Le tremble est blanc - Paul-Jean Toulet
Le temps irrévocable a fui. L’heure s’achève.
Mais toi, quand tu reviens, et traverses mon rêve,
Tes bras sont plus frais que le jour qui se lève,
Tes yeux plus clairs.
A travers le passé ma mémoire t’embrasse.
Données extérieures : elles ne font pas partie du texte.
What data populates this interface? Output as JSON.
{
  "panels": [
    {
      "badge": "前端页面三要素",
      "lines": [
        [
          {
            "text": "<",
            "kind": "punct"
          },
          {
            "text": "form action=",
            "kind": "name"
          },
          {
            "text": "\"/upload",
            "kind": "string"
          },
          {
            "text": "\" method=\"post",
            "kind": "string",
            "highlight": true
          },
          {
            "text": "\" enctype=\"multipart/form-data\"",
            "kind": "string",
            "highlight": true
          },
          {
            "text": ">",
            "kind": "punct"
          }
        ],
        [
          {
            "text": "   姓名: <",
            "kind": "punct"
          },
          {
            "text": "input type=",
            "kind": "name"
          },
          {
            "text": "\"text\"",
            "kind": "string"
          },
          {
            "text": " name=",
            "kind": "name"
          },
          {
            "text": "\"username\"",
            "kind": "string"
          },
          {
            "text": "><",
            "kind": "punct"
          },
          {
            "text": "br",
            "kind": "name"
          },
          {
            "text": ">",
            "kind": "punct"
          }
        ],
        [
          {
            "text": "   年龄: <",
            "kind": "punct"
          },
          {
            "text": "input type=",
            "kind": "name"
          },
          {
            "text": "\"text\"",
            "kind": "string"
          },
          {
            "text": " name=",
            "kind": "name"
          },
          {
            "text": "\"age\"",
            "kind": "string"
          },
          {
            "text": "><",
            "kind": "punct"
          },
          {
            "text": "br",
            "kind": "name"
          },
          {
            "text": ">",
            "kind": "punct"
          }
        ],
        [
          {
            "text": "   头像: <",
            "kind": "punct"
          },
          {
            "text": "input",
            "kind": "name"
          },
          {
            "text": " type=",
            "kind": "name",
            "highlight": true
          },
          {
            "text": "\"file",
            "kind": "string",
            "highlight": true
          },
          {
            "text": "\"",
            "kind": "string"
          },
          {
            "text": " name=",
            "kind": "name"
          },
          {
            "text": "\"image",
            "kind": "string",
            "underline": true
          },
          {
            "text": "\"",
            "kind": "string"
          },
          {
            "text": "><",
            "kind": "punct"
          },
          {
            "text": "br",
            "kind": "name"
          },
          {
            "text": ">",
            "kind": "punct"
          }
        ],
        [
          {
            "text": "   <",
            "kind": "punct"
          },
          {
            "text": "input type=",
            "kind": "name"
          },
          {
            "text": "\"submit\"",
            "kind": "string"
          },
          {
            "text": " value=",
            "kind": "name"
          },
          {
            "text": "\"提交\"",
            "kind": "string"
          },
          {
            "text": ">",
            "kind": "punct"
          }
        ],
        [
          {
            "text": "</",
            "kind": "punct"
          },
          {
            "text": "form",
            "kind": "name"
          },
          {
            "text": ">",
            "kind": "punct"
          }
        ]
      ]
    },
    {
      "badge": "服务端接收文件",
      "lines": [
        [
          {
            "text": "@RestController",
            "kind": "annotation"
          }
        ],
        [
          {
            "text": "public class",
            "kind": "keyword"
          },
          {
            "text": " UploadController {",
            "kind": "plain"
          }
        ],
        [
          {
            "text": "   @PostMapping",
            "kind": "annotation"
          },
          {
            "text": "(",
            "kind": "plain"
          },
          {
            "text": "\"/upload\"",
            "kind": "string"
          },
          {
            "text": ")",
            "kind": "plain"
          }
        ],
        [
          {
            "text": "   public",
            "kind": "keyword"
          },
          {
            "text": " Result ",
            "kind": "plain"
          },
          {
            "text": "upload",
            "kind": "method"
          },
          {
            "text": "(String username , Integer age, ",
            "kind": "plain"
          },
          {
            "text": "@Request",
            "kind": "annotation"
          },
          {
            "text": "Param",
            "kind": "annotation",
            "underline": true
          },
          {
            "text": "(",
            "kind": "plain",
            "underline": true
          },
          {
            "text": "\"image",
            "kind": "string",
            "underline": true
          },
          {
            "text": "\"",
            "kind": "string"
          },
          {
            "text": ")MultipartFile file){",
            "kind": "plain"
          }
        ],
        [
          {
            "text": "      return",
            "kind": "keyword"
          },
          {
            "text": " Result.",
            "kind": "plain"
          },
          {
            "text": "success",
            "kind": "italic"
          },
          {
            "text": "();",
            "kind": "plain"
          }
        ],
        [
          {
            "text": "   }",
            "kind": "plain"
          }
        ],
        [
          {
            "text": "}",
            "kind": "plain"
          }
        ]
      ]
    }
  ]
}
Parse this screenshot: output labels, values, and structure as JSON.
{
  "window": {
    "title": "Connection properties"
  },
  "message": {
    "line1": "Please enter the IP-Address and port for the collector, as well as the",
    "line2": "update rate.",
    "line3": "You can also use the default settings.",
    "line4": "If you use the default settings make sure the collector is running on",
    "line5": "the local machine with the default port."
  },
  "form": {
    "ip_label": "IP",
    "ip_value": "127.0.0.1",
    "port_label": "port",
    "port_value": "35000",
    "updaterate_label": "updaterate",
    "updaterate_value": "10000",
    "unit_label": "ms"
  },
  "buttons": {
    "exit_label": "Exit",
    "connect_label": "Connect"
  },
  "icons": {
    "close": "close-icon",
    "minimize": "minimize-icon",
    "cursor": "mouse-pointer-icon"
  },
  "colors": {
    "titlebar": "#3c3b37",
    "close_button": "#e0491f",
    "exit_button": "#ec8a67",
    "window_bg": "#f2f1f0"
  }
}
Te voici. Tu descends en courant la terrasse
Odorante, et tes faibles pas s’embarrassent
Parmi les fleurs.
Par un après-midi de l’automne, au mirage
De ce tremble inconstant que varient les nuages,
Ah ! verrai-je encor se farder ton visage
D’ombre et de soleil ?
Publié en 1921 dans le recueil Les Contrerimes
Paul-Jean Toulet (1867–1920), né à Pau et mort à Guéthary, incarne l’esprit mélancolique et raffiné de la Belle Époque. Ce dandy béarnais, marqué par une existence tumultueuse entre voyages, excès et quête de beauté éphémère, forgea une poésie intime où l’amour se teinte de nostalgie. Son recueil Les Contrerimes (1921), publié après sa mort, révèle une forme innovante mêlant vers libres et jeux de rimes inversées, comme en témoigne Le tremble est blanc. Ce poème, oscillant entre rêve et mémoire, évoque une femme insaisissable dont le visage se farde « d’ombre et de soleil » au gré des nuages. L’automne, le tremble argenté et les fleurs embaumées y symbolisent la fugacité des sentiments, reflet d’un lyrisme ironique et tendre. Toulet, proche des poètes fantaisistes, transforme sa propre désillusion en une esthétique délicate où chaque mot, ciselé, transcende le temps. Son œuvre, nourrie de mélancolie et de fulgurances sensuelles, reste un joyau des lettres françaises.